Team, Funding, Partners
Team
- Full team can be found here (18-7-2020)
- Erik Trautman; co-founder
- Alex Skidanov; co-founder
- Anton Bikov; engineer and co-founder of 1inch
- Illia Polosukhin; co-founder
- Kendall Cole — Product Manager
- Has 'engineers from Microsoft and Google'.
- Proximity is a group of early Near contributors that spun out of the parent company as an independent entity with funding from the Near Foundation.
Funding
- Pre-launch funding (7-5-2020) $33.7M and a16z lead their $21.6 million token sale round.
- From their blog (19-6-2020):
"No single backer holds above 3.5% of the initial supply and few have above 1%. Every prior purchaser has a lockup of between 12 and 36 months from launch, with the majority at 24 months. Because the first purchase occurred in 2017, some backers will wait over 5 years between their initial purchase and final liquidity."
- Is being backed by Coinbase.
- Is part of the portfolio of MultiCoin (25-11-2020).
- Is backing accelerator program Startup Studio
- Covalent; the firm was part of a $2M round for Covalent (26-3-2021).
- Created a $800M fund (25-10-2021) with major tranches earmarked for specific purposes, including:
- $250 million in ecosystem grants that will be distributed over four years
- A regional fund of $100 million
- $100 million specifically for startups
- Additionally, decentralized finance (DeFi) is a major focus of the program, with a devoted $350 million fund from Proximity Labs. A newly formed “DeFi DAO” will govern how those funds are spent, and protocols will be able to apply for liquidity mining programs via the DAO. Proximity is a group of early Near contributors that spun out of the parent company as an independent entity with funding from the Near Foundation.
- Raised $150m (14-1-2022).
- Is mentioned as a partner and investor to Octopus Network on their website (14-3-2022).
Partners
- NEAR Protocol enlisted (9-6-2020) Bison Trails for validator support as gets near mainnet.
"Ontology will support the development and deployment of NEAR's Decentralized Identifier (DID) solution with an eye on regulatory compliance."
- Has joined the Flamingo DAO (30-10-2020).
- Partnered with Mask Network to integrate more NEAR DApps (16-3-2021).
- Mentioned (12-7-2021) as a partner on the website of DFI.Money (YFII)
- Is mentioned as a partner on the GateToken website (22-10-2021).
NEAR Foundation
Council
- From their introduction blog (13-5-2020):
"A Swiss Stiftung is directed by an independent council which is similar to a corporate board of directors but with greater regulatory oversight.
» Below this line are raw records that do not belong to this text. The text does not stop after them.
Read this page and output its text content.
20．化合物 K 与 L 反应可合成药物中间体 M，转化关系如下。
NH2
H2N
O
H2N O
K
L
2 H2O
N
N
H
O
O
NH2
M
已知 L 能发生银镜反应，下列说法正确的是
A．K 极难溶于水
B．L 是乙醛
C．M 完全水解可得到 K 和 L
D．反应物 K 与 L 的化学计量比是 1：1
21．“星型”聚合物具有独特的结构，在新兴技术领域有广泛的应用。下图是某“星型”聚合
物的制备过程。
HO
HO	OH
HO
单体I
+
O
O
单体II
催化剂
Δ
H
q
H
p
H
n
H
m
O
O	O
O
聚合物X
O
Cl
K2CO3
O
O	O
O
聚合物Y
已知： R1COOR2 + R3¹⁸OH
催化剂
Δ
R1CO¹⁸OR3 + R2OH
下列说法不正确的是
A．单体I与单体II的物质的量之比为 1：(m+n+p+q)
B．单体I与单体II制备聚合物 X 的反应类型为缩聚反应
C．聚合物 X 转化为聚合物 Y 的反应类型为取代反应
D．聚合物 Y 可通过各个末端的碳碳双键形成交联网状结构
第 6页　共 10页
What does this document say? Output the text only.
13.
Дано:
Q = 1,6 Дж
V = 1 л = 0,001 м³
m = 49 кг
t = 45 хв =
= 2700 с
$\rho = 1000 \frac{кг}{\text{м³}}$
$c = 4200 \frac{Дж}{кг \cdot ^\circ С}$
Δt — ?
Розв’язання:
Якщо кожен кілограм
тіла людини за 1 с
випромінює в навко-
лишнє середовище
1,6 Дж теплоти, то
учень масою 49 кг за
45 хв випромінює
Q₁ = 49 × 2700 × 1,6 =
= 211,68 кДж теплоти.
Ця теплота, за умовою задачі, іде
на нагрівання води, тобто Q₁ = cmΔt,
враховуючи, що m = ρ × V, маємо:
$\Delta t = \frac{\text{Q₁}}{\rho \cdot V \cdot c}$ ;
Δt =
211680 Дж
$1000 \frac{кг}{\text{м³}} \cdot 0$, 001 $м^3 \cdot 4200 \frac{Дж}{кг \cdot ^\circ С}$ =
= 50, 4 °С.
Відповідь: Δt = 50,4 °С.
These members have the power to guide and ratify decisions of the Foundation but they can be removed by the regulatory authority if they are failing to pursue the Foundation’s purpose."
Members are: Mona El Isa, Richard Muirhead and co-founder Illia Polosukhin
Funding
- From Bitcoin.com (20-7-2022):
"The Near Foundation will custody the foundation’s treasury and stake the assets via Bitgo’s platform."
- The foundation (10%) and core team (14.5%) have both also a portion of the genesis launch tokens.
"The Endowment represents a pool of tokens which are meant to support the Foundation’s operations in the long term and which might be deployed in a wide range of ways."